NOAA is inviting the public to comment on the range of issues to be considered for the designation of a national marine sanctuary, including potential boundaries; impacts on historic properties; resources that would be protected by a sanctuary; and the potential socioeconomic, cultural, and biological impacts of sanctuary designation. The information the agency receives during the comment period will be used to develop draft designation documents including a draft sanctuary management plan, proposed sanctuary regulations, and terms of designation. 

The public can comment on the proposal until Jan. 31, 2022, through the Federal eRulemaking Portal, www.regulations.gov. The docket number is- NOAA-NOS-2021-0114.

Comments may also be mailed if postmarked by Jan. 31, 2022. Comments should be addressed to:

PMNM-Sanctuary Designation
NOAA/ONMS
1845 Wasp Blvd., Bldg 176
Honolulu, HI 96818

Virtual Public Meetings

NOAA also will host virtual meetings on the dates and times specified to answer questions and gather public input. Individuals who plan on attending the public meetings to give oral comments and any other interested parties must register in advance of the meeting using the registration links below.

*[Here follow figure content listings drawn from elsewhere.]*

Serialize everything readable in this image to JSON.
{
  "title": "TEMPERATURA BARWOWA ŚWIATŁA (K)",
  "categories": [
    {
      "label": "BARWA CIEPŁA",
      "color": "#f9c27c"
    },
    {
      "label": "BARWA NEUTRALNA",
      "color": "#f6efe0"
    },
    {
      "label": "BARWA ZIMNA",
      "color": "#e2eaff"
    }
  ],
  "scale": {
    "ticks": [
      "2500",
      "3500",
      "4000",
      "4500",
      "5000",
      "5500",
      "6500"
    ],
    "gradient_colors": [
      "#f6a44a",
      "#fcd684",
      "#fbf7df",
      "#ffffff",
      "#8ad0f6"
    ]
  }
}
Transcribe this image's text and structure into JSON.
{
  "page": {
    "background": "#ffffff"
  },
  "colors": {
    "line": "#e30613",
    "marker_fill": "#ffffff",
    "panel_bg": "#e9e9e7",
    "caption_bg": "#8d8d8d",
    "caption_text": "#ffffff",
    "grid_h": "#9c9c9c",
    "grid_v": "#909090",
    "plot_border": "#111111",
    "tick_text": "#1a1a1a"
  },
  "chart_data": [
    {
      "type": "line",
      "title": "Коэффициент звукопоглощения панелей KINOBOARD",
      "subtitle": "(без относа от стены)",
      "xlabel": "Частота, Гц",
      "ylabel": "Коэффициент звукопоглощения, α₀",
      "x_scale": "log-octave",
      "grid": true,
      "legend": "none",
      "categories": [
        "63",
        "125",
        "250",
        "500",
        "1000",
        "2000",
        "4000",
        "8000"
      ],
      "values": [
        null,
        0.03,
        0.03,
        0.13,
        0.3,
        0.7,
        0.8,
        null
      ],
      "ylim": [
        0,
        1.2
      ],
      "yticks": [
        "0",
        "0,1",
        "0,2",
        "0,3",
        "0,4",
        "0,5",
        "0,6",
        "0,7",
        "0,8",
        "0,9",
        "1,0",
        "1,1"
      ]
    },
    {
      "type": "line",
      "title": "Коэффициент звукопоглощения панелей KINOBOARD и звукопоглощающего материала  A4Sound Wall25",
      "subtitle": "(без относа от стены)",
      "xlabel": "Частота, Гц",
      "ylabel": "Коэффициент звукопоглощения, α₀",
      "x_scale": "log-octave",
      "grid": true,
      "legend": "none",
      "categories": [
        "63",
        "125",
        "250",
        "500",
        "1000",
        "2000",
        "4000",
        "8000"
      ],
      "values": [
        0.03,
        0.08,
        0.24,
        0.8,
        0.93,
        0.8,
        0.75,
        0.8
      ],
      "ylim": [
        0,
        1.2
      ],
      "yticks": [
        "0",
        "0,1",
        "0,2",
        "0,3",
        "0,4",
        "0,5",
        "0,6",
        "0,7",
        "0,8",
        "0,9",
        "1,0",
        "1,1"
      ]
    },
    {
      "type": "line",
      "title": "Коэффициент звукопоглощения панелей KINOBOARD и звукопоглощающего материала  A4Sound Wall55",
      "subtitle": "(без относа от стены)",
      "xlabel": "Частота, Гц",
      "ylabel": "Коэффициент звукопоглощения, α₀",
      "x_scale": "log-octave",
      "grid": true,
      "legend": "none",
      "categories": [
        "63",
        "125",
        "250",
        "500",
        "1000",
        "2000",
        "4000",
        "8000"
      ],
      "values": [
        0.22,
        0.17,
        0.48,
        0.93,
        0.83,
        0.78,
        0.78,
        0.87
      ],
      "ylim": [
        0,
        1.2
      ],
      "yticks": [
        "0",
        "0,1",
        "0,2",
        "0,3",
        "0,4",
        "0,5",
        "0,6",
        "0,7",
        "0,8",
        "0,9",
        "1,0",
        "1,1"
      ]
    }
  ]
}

Wednesday, December 8, 2021, 6 p.m. HST

Register at zoom.us/meeting/register/tZ0vc--przotHdAlz-shgXe_ceEcH-RSBIb7

Saturday, December 11, 2021, Noon (12 p.m.) HST

Register at zoom.us/meeting/register/tZAocO6urTMiHtXpAGJq5_4YODHChiPLz1qN

Tuesday, December 14, 2021, 6 p.m. HST

Register at zoom.us/meeting/register/tZ0pceGurTopHNc80XiGhlAnftQ5mhGrdAle

Thursday, December 16, 2021, 3 p.m. HST

Register at zoom.us/meeting/register/tZ0pceGurTopHNc80XiGhlAnftQ5mhGrdAle

Hāmama ʻia nā hālāwai lehulehu a pau i ka hāpai ʻana i ka manaʻo ma ka ʻōlelo Hawaiʻi a hoʻopaʻa kūhelu ʻia. We welcome comments in ʻōlelo Hawaiʻi (Hawaiian language) at all public meetings.

For more information, contact:
Email: hawaiireef@noaa.gov

NOAA's National Marine Sanctuary System

NOAA's Office of National Marine Sanctuaries serves as the trustee for a network of underwater parks encompassing more than 620,000 square miles of marine and Great Lakes waters from Washington state to the Florida Keys, and from Lake Huron to American Samoa. The network includes a system of 15 national marine sanctuaries and Papahānaumokuākea and Rose Atoll marine national monuments.